Wednesday, May 26, 2010

edited to add

A couple of things.

First of all. Hailey made a point that feeding your kid organic and stuff doesn't make someone a bad parent. And I completely agree with her. When Cass was a baby, I made all her fruits and veggies myself from food I bought at farmers markets. And my kids didn't touch a french fry until well after their third birthdays, don't drink soda or apple juice, aren't allowed to have caffeine, and have fruit and veggies with every meal.

My point (and she did say that this is what she thought I was saying) (wow. that was confusing)...

Anyway. My point is that I'm all about some healthy eating. I'm super picky about the overall food quality for my kiddos, although a stray potato chip here and there doesn't send me into a tizzy.

I was mostly talking about the self-righteous prigs who act like it makes them better parents to feed their kids organic stuff and put them in organic onesies and believe that if you don't cloth diaper, you don't love your kids enough. And boy, there are a lot of those prigs out there. They rub me wrong. Its definitely not about the organic/inorganic food debate. I think cloth diapers are awesome if that's the route you want to go. It's about thinking that one or the other is RIGHT.

In my opinion, organic oranges and bananas are stupid. THEY HAVE PEELS. Organic pop tarts still have as much sugar and fat as the non-organic ones. And organic onesies? I'm sorry. But that's just the dumbest thing I've ever heard of. (See? Told you I should get started on this topic. I can't stop.)

Another thing. Heather mentioned that parenting being difficult relates to being terrified that she's going to screw up her kids.

Yeah. I totally have that thought run through my head dozens of times a day. Because it would be really, really easy to screw them up. I didn't mean at all that parenting isn't scary. It is. I really was just using the word "hard" in relevance to the idea that its difficulty causes an inability to parent well.

I hope that sentence made sense. It sounded much better in my head than on 'paper'.

And Erin. I was a teacher too. And oh Lord, the kids I'd have come into my classroom. You could totally tell the parents who were lazy. Because their kids were total buttheads, and it took me months to get them in line.

She also wanted to know what prompted this post.

Well. I was in Target. With all three kids, which I don't normally do. Normally I take the two kids while Cass is in school, but I needed formula. So. It was after school, close to dinnertime, and the kiddos were tired from a fiasco the night before with Chris and a car. (That's a story in itself. Which I will tell another day. SO ridiculous.)

Cass and Gabe were acting up.
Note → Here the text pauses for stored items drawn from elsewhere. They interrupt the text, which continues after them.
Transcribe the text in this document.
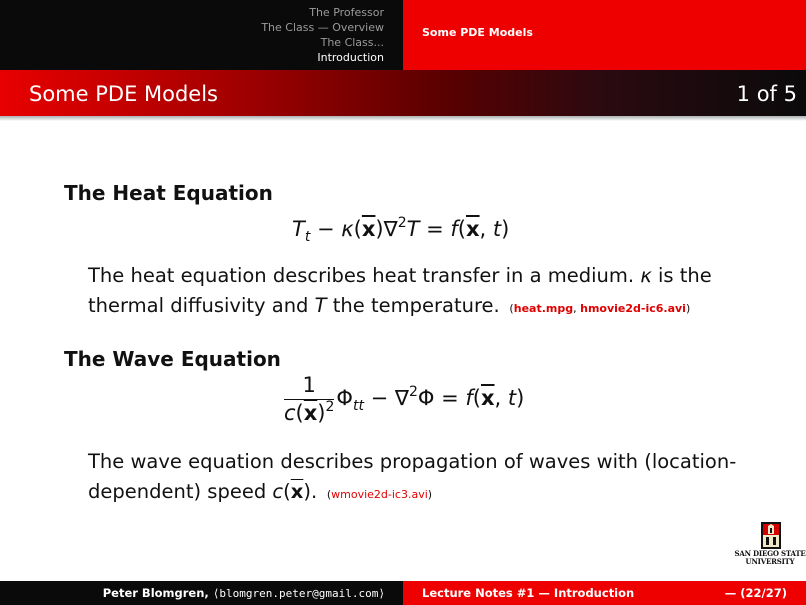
The Professor
The Class — Overview
The Class...
Introduction
Some PDE Models
Some PDE Models	1 of 5
The Heat Equation
$T_t - \kappa(\overline{x})\nabla^2T = f(\overline{x}$, t)
The heat equation describes heat transfer in a medium. κ is the thermal diffusivity and T the temperature.  (heat.mpg, hmovie2d-ic6.avi)
The Wave Equation
$\frac{1}{c(\overline{x})^2} \Phi_{tt} - \nabla^2\Phi = f(\overline{x}$, t)
The wave equation describes propagation of waves with (location-dependent) speed $c(\overline{x})$.  (wmovie2d-ic3.avi)
SAN DIEGO STATE
UNIVERSITY
Peter Blomgren, ⟨blomgren.peter@gmail.com⟩	Lecture Notes #1 — Introduction	— (22/27)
Being loud, and obnoxious, and annoying. And I was on them. A lot. Not yelling, but being my normal mean-ass self, not putting up with anything. I'm wearing the baby, ripping my kids a new one because they were being buttheads, and in line next to me is a lady with a few kids herself. And her kids were gross. Dirty, and rumpled with food on their faces. They were screaming and whining and being awful.

And she looked great. Nice clothes, bag. Nails done. Cute shoes.

Her kids were being total hellions, and she stood there in line, and did nothing. Her cart was filled with crap food. And one of the kids asked for candy. She said "no", yet the second the kid started whining, she rolled her eyes, and said "okay, honey, pick one". And then all the other kids started doing the same thing.

It was heinous to watch. Completely appalling.

The thing is. My kids were being just as awful. BUT. I was doing something.

And she wasn't. And she looked over at me, and smiled, and said (with that parent eye-roll empathy thing) "It's just so hard, isn't it? I just have to pick my battles."

Pick your battles? Woman, you lost the war already. You laid down your weapons, cried defeat, and let the enemy take over.

Bad parenting. No parenting, actually, which in my opinion is the same thing.

That's what prompted this post.

3 comments:

Hailey said...

Yep, I thought that's what you were saying. :) And you're right, a potato chip isn't going to totally ruin your child. And I extend the "organic peel food" thing to potatoes too. Noah doesn't eat the peel.
And don't get me started on the cloth diaper thing. Hey, if you wanna try, go right on ahead. Have fun scraping poop all day. But I've been made to feel guilty (or "less than" I should say) because I use disposable. It's so easy to let other moms make you feel like crap. I'm getting better about it.
And yeah, that lady is screwed. Just more of those kids that think the world owes them something. I say we all oughta treat ourselves to something awesome this weekend... just for being good parents.

Scott said...

"Pick your battles? Woman, you lost the war already." That's hilarious, and quite astute!

As for the "organic" stuff--the problem with that is that nobody knows who certifies what is supposed to be "organic"--the USDA doesn't (to my knowledge). So any manufacturer can label its food "organic", and sell it for a ridiculously higher price. And then, how do we define what is "organic"? There doesn't seem to be any reliable criteria.

Chicago Mom (Heather) said...

You crack me up. I have such a vivid mental picture of that woman in my mind. Good Lord - I hope that is never me. Discipline is something I firmly believe in. It is the #1 thing that will "make or break" your kids. Amen sister!